Too much English on Web 'risks crowding out other cultures'

Agence France-Presse
Last updated 11:27pm (Mla time) 11/01/2006

VOULIAGMENI, Greece -- Experts at a UN forum on Internet governance on Wednesday warned that the predominant use of English on the worldwide web needs to be checked before it crowds out other languages.

They fear forms of cultural knowledge accumulated over centuries of human progress could be lost forever.

"Some 90 percent of 6,000 languages (at use today) are not represented on the Internet," said Yoshinori Imai of NHK, Japan's Broadcasting Corporation.

"These people could be left out in the desert of no information and no knowledge," he said.

In countries such as Colombia and Senegal, oral tradition and cultural heritage that could be used for research and education purposes may never reach the broader world, sociologists and linguists told the four-day forum, held in the southern Athens suburb of Vouliagmeni until November 2.

"A large part of the population are voiceless because they cannot share the information," said Adama Samassekou, president of the African Academy of Languages in Mali.

"Every time a language dies, a vision of the world disappears," he said.

"Even in the research field there's a linguistic bias, English is far and away the dominant language," added Divina Frau-Meigs, a professor of media sociology at the University of Sorbonne in Paris.
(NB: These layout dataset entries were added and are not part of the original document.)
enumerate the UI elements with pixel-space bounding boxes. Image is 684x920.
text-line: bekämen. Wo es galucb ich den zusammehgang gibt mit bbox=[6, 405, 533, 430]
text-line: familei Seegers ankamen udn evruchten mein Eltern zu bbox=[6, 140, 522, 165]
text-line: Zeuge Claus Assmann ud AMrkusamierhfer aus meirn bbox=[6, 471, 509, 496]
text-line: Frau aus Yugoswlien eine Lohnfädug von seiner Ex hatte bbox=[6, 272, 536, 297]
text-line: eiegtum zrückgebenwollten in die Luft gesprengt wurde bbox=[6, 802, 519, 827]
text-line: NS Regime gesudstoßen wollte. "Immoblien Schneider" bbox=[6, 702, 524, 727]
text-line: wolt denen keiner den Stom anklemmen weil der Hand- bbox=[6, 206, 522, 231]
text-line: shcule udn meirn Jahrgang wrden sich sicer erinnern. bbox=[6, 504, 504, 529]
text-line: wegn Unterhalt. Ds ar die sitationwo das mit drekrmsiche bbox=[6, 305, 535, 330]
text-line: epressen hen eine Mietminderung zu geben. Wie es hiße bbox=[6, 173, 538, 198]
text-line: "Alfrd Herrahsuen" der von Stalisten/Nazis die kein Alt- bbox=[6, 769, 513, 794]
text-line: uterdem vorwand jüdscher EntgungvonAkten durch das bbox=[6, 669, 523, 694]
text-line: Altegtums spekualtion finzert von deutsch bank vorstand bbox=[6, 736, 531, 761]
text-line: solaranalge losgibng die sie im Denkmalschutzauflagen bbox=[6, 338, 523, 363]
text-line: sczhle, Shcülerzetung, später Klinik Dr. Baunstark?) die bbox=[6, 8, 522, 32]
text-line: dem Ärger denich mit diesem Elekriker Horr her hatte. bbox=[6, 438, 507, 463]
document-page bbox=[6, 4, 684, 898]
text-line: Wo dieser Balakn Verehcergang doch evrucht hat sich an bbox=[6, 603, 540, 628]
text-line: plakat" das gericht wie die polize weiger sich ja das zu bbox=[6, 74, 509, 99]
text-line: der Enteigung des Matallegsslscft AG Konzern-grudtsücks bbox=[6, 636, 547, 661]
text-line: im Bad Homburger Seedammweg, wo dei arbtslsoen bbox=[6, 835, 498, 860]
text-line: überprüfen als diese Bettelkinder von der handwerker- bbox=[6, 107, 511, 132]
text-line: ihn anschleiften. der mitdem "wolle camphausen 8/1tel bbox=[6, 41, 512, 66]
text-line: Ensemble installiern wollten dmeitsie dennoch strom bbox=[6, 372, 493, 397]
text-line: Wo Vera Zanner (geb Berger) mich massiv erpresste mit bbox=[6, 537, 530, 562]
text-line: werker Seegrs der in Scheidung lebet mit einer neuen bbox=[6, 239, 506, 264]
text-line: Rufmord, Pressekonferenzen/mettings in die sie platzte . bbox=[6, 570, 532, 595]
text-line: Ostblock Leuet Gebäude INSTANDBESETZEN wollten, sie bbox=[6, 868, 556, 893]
When it comes to creating sites with non-English content, users in many countries face difficulty in that HTML -- computer language through which web pages are created -- largely uses English words and abbreviations, said Bernard Benhamou, senior lecturer on the information society at the Political Sciences Institute in Paris.
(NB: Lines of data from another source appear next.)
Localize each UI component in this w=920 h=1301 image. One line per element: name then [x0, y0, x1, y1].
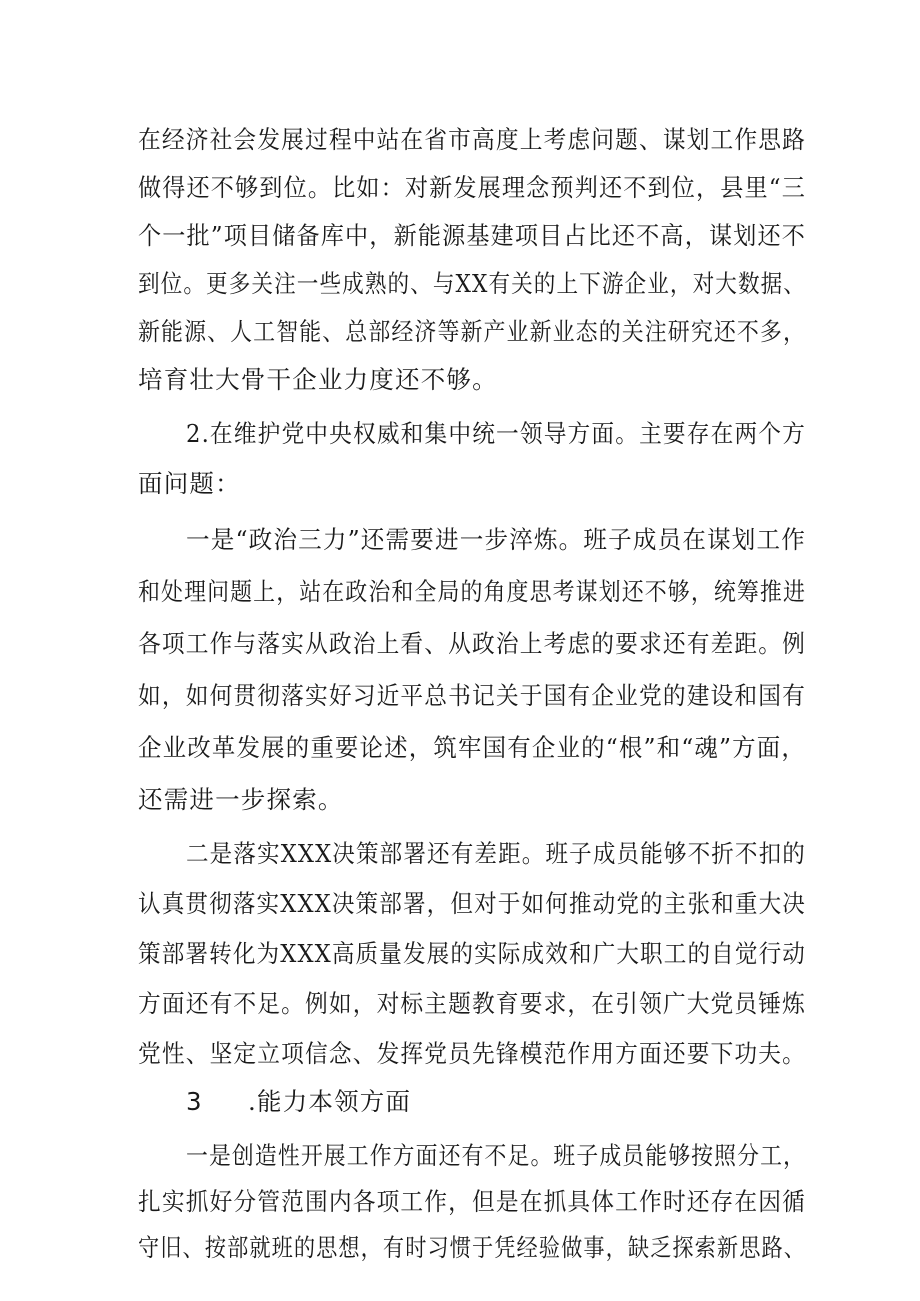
line-text: 方面还有不足。例如，对标主题教育要求，在引领广大党员锤炼: [138, 989, 806, 1018]
heading-title: .能力本领方面: [248, 1087, 412, 1116]
text-line: [0, 778, 920, 822]
text-line: [0, 1180, 920, 1224]
text-line: [0, 674, 920, 718]
text-line: [0, 310, 920, 354]
text-line: [0, 982, 920, 1026]
text-line: [0, 518, 920, 562]
line-text: 做得还不够到位。比如：对新发展理念预判还不到位，县里“三: [138, 173, 806, 202]
line-text: 培育壮大骨干企业力度还不够。: [138, 365, 498, 394]
text-line: [0, 1032, 920, 1076]
line-text: 一是“政治三力”还需要进一步淬炼。班子成员在谋划工作: [186, 525, 806, 554]
line-text: 各项工作与落实从政治上看、从政治上考虑的要求还有差距。例: [138, 629, 806, 658]
line-text: 面问题：: [138, 469, 241, 498]
text-line: [0, 932, 920, 976]
text-line: [0, 118, 920, 162]
text-line: [0, 262, 920, 306]
line-text: 认真贯彻落实XXX决策部署，但对于如何推动党的主张和重大决: [138, 889, 806, 918]
text-line: [0, 622, 920, 666]
text-line: [0, 358, 920, 402]
text-line: [0, 726, 920, 770]
text-line: [0, 1226, 920, 1270]
text-line: [0, 462, 920, 506]
line-text: 新能源、人工智能、总部经济等新产业新业态的关注研究还不多，: [138, 317, 806, 346]
section-heading-2: [0, 412, 920, 456]
line-text: 个一批”项目储备库中，新能源基建项目占比还不高，谋划还不: [138, 221, 806, 250]
line-text: 守旧、按部就班的思想，有时习惯于凭经验做事，缺乏探索新思路、: [138, 1233, 806, 1262]
line-text: 2.在维护党中央权威和集中统一领导方面。主要存在两个方: [186, 419, 806, 448]
line-text: 企业改革发展的重要论述，筑牢国有企业的“根”和“魂”方面，: [138, 733, 806, 762]
text-line: [0, 882, 920, 926]
text-line: [0, 166, 920, 210]
heading-number: 3: [186, 1087, 203, 1116]
text-line: [0, 570, 920, 614]
text-line: [0, 214, 920, 258]
line-text: 还需进一步探索。: [138, 785, 344, 814]
line-text: 二是落实XXX决策部署还有差距。班子成员能够不折不扣的: [186, 839, 806, 868]
text-line: [0, 1134, 920, 1178]
section-heading-3: [0, 1080, 920, 1124]
text-line: [0, 832, 920, 876]
line-text: 一是创造性开展工作方面还有不足。班子成员能够按照分工，: [186, 1141, 806, 1170]
line-text: 到位。更多关注一些成熟的、与XX有关的上下游企业，对大数据、: [138, 269, 806, 298]
line-text: 策部署转化为XXX高质量发展的实际成效和广大职工的自觉行动: [138, 939, 806, 968]
line-text: 在经济社会发展过程中站在省市高度上考虑问题、谋划工作思路: [138, 125, 806, 154]
line-text: 和处理问题上，站在政治和全局的角度思考谋划还不够，统筹推进: [138, 577, 806, 606]
line-text: 党性、坚定立项信念、发挥党员先锋模范作用方面还要下功夫。: [138, 1039, 806, 1068]
line-text: 扎实抓好分管范围内各项工作，但是在抓具体工作时还存在因循: [138, 1187, 806, 1216]
line-text: 如，如何贯彻落实好习近平总书记关于国有企业党的建设和国有: [138, 681, 806, 710]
"For (Westerners) this does not mean much, but for a user who doesn't speak English it's a hell of a task," he told Agence France-Presse.

In one case in Cambodia, the local Internet community developed its own software in Khmer after being turned down by a software developer, said Markus Kummer, chairman of the United Nations working group on Internet governance.

For the time being, initiatives to diversify language use on the Internet are undertaken by various countries at local level.

But the United Nations and other organizations such as ICANN, the non-profit organisation that manages the Internet's technical root, are mindful that fragmentation could occur if this issue is not adequately addressed.

If that were ever to happen, experts say that typing an Internet address would produce different links depending on the user's geographical location, while email would get hopelessly lost en route.

"The risk of fragmentation today is low, but if were to occur it would be really bad," said Patrick Faelstroem, a senior consulting engineer at Cisco Systems and a member of the Swedish government's IT policy and strategy group.

"It would mean that if you send me an email from Greece, I may not be able to even reply to you from Sweden," he added.